Convince the 6 developers that they don't need more than 30s each during the "tech only" standup. Get the facilitator to aggressively chop long discussions (clarifying questions can be fine; discussions and debates are not). At least, move long discussions to the end of the standup so that people who aren't relevant and who don't care can leave.

Initially, my team's standups (I think 4 devs at the time) would be 15-20 minutes; we're now (6 devs) down to 10-15 minutes, probably 10s more than 15s.

I can't imagine there being much value from a daily, 30-minute, whole-team meeting with multiple stakeholders. Developers should perhaps talk to specific stakeholders... but those conversations should be focused on specific stories and probably should be done in much smaller groups. Heck, it would be fine to have 30 minutes of scheduled "office hours" time where specific developers can talk to specific stakeholders about specific stories.

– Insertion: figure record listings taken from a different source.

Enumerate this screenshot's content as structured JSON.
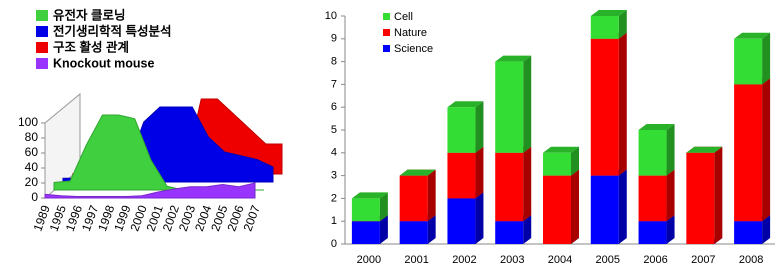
{
  "chart_data": [
    {
      "type": "area3d",
      "categories": [
        "1989",
        "1995",
        "1996",
        "1997",
        "1998",
        "1999",
        "2000",
        "2001",
        "2002",
        "2003",
        "2004",
        "2005",
        "2006",
        "2007"
      ],
      "ylim": [
        0,
        100
      ],
      "yticks": [
        0,
        20,
        40,
        60,
        80,
        100
      ],
      "series": [
        {
          "name": "유전자 클로닝",
          "color": "#3fcf3f",
          "values": [
            10,
            12,
            60,
            100,
            100,
            95,
            40,
            5,
            0,
            0,
            0,
            0,
            0,
            0
          ]
        },
        {
          "name": "전기생리학적 특성분석",
          "color": "#0000e6",
          "values": [
            5,
            5,
            5,
            10,
            20,
            80,
            100,
            100,
            100,
            60,
            40,
            35,
            30,
            20
          ]
        },
        {
          "name": "구조 활성 관계",
          "color": "#ee0000",
          "values": [
            0,
            0,
            0,
            0,
            0,
            0,
            0,
            5,
            100,
            100,
            80,
            60,
            40,
            40
          ]
        },
        {
          "name": "Knockout mouse",
          "color": "#9933ff",
          "values": [
            5,
            3,
            2,
            2,
            2,
            2,
            3,
            8,
            12,
            15,
            15,
            18,
            15,
            20
          ]
        }
      ]
    },
    {
      "type": "stacked-bar3d",
      "categories": [
        "2000",
        "2001",
        "2002",
        "2003",
        "2004",
        "2005",
        "2006",
        "2007",
        "2008"
      ],
      "ylim": [
        0,
        10
      ],
      "yticks": [
        0,
        1,
        2,
        3,
        4,
        5,
        6,
        7,
        8,
        9,
        10
      ],
      "series": [
        {
          "name": "Science",
          "color": "#0000ff",
          "values": [
            1,
            1,
            2,
            1,
            0,
            3,
            1,
            0,
            1
          ]
        },
        {
          "name": "Nature",
          "color": "#ff0000",
          "values": [
            0,
            2,
            2,
            3,
            3,
            6,
            2,
            4,
            6
          ]
        },
        {
          "name": "Cell",
          "color": "#33dd33",
          "values": [
            1,
            0,
            2,
            4,
            1,
            1,
            2,
            0,
            2
          ]
        }
      ]
    }
  ]
}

Bring this up in retrospective. Point out that (nominally) 12.5% of every day (and likely more than that) is being spent on these meetings. Ask about what value people see in these long meetings and if there's a better way to achieve that value. Brainstorm other approaches and get the team to commit to experimentation.

Try, you know, actually standing up. On your feet. That's where the name comes from and it's to encourage people to be brief.

4 comments

The central evil is letting anyone control the standup that isn't directly participating in the work output of the team.

Because then it's easy for that person to forget that stand-ups have no independent value -- their only value is in making the other work go faster. And should be calibrated to maximize that.

Which is why you get the "We standup because we have to standup" shops.

I knew one company where the standups were getting so bad, the managers solution was to have everybody in a plank position for the meeting. Meeting time got short real fast.
Next up: forming an actual rugby scrum, from where the scrum methodology gets its name.

https://en.wikipedia.org/wiki/Scrum_(rugby)

> This is almost certainly due to poor facilitation

Yep. I've suffered 20 years of poor facilitation. I keep hoping for some facilitation.

Facilitator is the PM, person who thinks it should be this long is the client. Client always wins.